I was still making sense of this when a film on an ecological disaster in the Sea of Azov came on the screen. The build-up of marine mucus along the coast is believed to be the biggest in history and is causing chaos for local communities. Marine biologists and environmentalists have been alarmed by a huge mass of marine mucilage (a thick, slimy substance), which has bloomed in Turkey’s Sea of Marmara, as well as in the adjoining Black and Aegean Seas. It covers the bottom of the ocean, killing corals and other marine life by starving them of oxygen. The grey sludge forms when sea algae are overloaded with nutrients as a result of warmer temperatures and polluted water. It is man-made.

Addressing the climate crisis is becoming more urgent. A lot of individuals and companies are changing what they do as a result. Goods are sent in paper bags and cardboard boxes. Plastic bags have been replaced with compostable bags. Recycling is a lot more prevalent. It is noticeable how, where possible and appropriate, we have reverted back to how things were done in the past. We use the stairs to keep fit, while saving electricity. Liquids are sold by some shops in reusable containers, like the milk bottles of old. Drying clothes on a line really does use wind and solar power directly. Finally, I recently heard that someone offering a hand-pushed mower for sale was inundated with responses. Cut the grass, get fit and save electricity: win-win-win.

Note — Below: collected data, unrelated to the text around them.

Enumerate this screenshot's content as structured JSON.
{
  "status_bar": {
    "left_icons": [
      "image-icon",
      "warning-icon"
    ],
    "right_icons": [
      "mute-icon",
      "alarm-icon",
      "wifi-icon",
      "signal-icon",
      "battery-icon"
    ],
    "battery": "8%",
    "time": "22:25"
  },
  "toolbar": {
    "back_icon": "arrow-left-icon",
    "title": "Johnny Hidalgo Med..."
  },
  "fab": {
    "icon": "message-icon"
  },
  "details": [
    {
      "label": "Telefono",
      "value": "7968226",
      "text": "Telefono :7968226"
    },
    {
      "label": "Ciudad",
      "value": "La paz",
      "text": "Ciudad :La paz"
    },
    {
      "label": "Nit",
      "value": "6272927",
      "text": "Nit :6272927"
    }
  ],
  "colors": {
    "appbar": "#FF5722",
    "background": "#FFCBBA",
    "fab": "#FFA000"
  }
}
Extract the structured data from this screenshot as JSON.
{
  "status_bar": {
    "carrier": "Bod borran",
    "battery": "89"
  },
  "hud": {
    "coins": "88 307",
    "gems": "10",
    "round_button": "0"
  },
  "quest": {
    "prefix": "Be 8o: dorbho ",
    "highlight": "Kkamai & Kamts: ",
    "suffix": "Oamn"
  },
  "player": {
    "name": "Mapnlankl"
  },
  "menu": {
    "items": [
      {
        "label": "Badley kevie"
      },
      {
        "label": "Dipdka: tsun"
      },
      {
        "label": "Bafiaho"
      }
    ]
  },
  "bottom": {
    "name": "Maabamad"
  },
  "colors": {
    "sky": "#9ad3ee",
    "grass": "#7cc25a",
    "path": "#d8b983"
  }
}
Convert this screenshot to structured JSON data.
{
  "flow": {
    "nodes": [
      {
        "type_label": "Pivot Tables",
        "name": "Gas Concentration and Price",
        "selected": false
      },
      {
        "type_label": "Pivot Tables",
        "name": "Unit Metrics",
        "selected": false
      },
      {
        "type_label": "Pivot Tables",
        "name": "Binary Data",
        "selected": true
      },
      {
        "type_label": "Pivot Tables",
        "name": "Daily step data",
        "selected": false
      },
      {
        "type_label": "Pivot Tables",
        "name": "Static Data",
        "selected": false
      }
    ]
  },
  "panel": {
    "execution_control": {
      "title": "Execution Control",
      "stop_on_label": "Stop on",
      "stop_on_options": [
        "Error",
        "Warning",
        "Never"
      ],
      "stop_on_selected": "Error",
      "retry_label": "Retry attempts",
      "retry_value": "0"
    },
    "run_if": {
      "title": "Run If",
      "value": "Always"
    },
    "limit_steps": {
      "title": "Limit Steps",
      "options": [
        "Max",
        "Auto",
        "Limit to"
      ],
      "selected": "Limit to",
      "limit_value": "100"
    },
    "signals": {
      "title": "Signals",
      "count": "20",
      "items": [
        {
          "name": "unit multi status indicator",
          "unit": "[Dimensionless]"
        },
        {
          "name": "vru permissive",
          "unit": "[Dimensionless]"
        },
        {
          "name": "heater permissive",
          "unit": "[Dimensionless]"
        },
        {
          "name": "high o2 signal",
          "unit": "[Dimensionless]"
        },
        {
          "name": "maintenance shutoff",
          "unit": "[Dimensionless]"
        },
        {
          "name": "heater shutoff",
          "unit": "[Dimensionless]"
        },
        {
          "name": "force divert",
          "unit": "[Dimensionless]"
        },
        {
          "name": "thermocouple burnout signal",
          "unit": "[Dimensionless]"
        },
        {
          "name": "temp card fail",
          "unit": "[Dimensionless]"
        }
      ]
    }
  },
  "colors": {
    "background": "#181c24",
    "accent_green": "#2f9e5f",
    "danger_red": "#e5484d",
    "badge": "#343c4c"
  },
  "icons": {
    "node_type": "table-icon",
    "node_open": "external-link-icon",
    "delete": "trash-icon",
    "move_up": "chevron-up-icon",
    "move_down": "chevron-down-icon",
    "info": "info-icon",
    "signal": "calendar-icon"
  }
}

The benefit of NDT to sustainability has been discussed previously. At the manufacturing stage, NDT can identify defects early and analysis of the trends in those results can identify manufacturing problems so that rework is minimised. Reliable and precise NDT can provide optimisation of components to reduce material usage. In-service NDT provides early warning of potential failures and leaks, protecting the environment from damage. As a component nears the end of its original design life, NDT supports the assessment of life extension, allowing existing assets to be operated for longer. So, overall, we can be quite smug that our profession makes a major contribution to the environment and the better use of resources.

We can safeguard the planet through our work and personal initiatives or actions, but what else can NDT do for climate change and sustainability? I guess you will now be expecting me to launch into a list of potential changes we could adopt going forward. Unfortunately, I do not know the answers. I am raising the question so that you can let me, and the rest of the profession, know about any initiatives or actions that are currently underway. Failing that, I hope you can have discussions and let me know of any ideas that emerge.

In the meantime, here are some of my ideas, which may stimulate a response. Any electrical appliance can be refurbished, re-used or recycled in some way, but should recyclable materials be designed-in from the beginning? In NDT there is a lot of portable equipment that relies on batteries. As you will be aware, there is an increased demand for batteries and their constituent materials. What, if anything, should we be doing about this going forward? What about data recording and storage? Is there something that can be done to reduce the waste of obsolete media?

Artificial intelligence (AI) and Industry 4.0 offer future benefits for NDT. Computing-intensive applications such as AI will increase power demands and require management. AI and automation are seen as remedies for human error in NDT. Sustainability is not just about materials, it can also apply to the creation of new opportunities in job roles and training. I await your comments and suggestions.

Please note that the views expressed in this column are the author’s own personal ramblings for the purpose of encouraging discussion within NDT News. They do not represent the views of Jacobs or BINDT.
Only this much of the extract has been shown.